Ciclos de violência silenciosa na infância: como romper?
Por Maximino Brügger Perez
18.02.2026 às 11h41m
A violência que marca tantas histórias na vida adulta raramente começa ali. Ao longo da minha trajetória profissional, tenho observado que ela costuma ser construída muito antes, nos vínculos afetivos, nos modelos de cuidado e nos silêncios que cercam a infância.
Em um país onde os índices de violência contra mulheres permanecem alarmantes, com registros oficiais apontando, no último ano, cerca de quatro mortes por dia, cresce a urgência de olhar para a origem desses ciclos: lares e ambientes onde crianças crescem sem afeto, limite, respeito e são abandonadas.
Vejo que a falta de atenção e de cuidados essenciais no desenvolvimento infantil está, frequentemente, associada à chamada pobreza afetiva, à sobrecarga dos cuidadores e à dificuldade de acesso à informação ou à saúde mental. Esse tipo de negligência emocional não se restringe a contextos de vulnerabilidade socioeconômica: também se manifesta em famílias com maior estabilidade material, nas quais o cuidado afetivo acaba sendo substituído por rotinas, exigências ou pela ausência de escuta, configurando formas silenciosas de violência, muitas vezes sem marcas visíveis.
Como psicopedagoga, constato, na prática escolar, que a violência vivida nesse ambiente (ainda que menos visível do que aquela que ocorre dentro de casa) é igualmente devastadora. Acredito que o espaço da escola precisa ser seguro para que a criança aprenda não apenas conteúdos, mas também vínculos, respeito e autoestima. Quando há agressões, exclusões ou negligência afetiva, o processo de aprendizagem é interrompido, pois o sofrimento passa a ocupar o lugar da atenção e da criatividade. Por isso, considero essencial promover conversas nas escolas e investir na formação emocional dos professores.

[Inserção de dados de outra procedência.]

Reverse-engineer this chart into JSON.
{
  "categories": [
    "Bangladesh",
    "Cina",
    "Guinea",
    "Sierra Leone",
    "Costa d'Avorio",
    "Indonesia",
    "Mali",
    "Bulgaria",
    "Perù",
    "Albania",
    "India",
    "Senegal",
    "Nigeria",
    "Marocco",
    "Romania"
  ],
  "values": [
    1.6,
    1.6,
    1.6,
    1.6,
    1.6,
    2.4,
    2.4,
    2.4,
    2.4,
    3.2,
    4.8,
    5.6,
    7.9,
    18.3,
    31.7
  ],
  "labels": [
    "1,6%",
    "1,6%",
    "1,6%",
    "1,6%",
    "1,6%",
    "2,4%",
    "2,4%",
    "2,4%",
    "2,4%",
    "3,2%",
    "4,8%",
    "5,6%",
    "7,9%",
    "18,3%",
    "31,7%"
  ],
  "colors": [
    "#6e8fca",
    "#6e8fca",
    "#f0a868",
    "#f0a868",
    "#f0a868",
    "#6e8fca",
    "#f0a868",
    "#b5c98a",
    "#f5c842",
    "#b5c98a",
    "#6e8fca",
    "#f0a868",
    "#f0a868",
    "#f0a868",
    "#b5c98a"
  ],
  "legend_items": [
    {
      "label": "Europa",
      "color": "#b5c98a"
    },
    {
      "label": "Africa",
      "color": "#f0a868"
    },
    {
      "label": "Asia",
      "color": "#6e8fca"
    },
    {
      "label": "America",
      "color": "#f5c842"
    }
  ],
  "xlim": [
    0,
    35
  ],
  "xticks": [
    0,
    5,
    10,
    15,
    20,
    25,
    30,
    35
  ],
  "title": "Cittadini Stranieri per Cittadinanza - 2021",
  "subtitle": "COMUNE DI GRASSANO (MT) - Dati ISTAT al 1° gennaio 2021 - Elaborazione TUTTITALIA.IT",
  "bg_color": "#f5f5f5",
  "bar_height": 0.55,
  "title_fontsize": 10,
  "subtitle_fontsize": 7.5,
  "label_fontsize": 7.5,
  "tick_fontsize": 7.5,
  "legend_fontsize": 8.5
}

Percebo que sinais de sofrimento emocional podem aparecer de forma simbólica nos desenhos, nas brincadeiras e na fala das crianças. Desenhos escuros, figuras incompletas ou temas recorrentes de agressividade podem indicar a necessidade de atenção e olhar atento. Em alguns casos de violência sexual, podem surgir conteúdos sexualizados ou inadequados à idade nos desenhos e nas brincadeiras, o que exige avaliação cuidadosa de profissionais especializados.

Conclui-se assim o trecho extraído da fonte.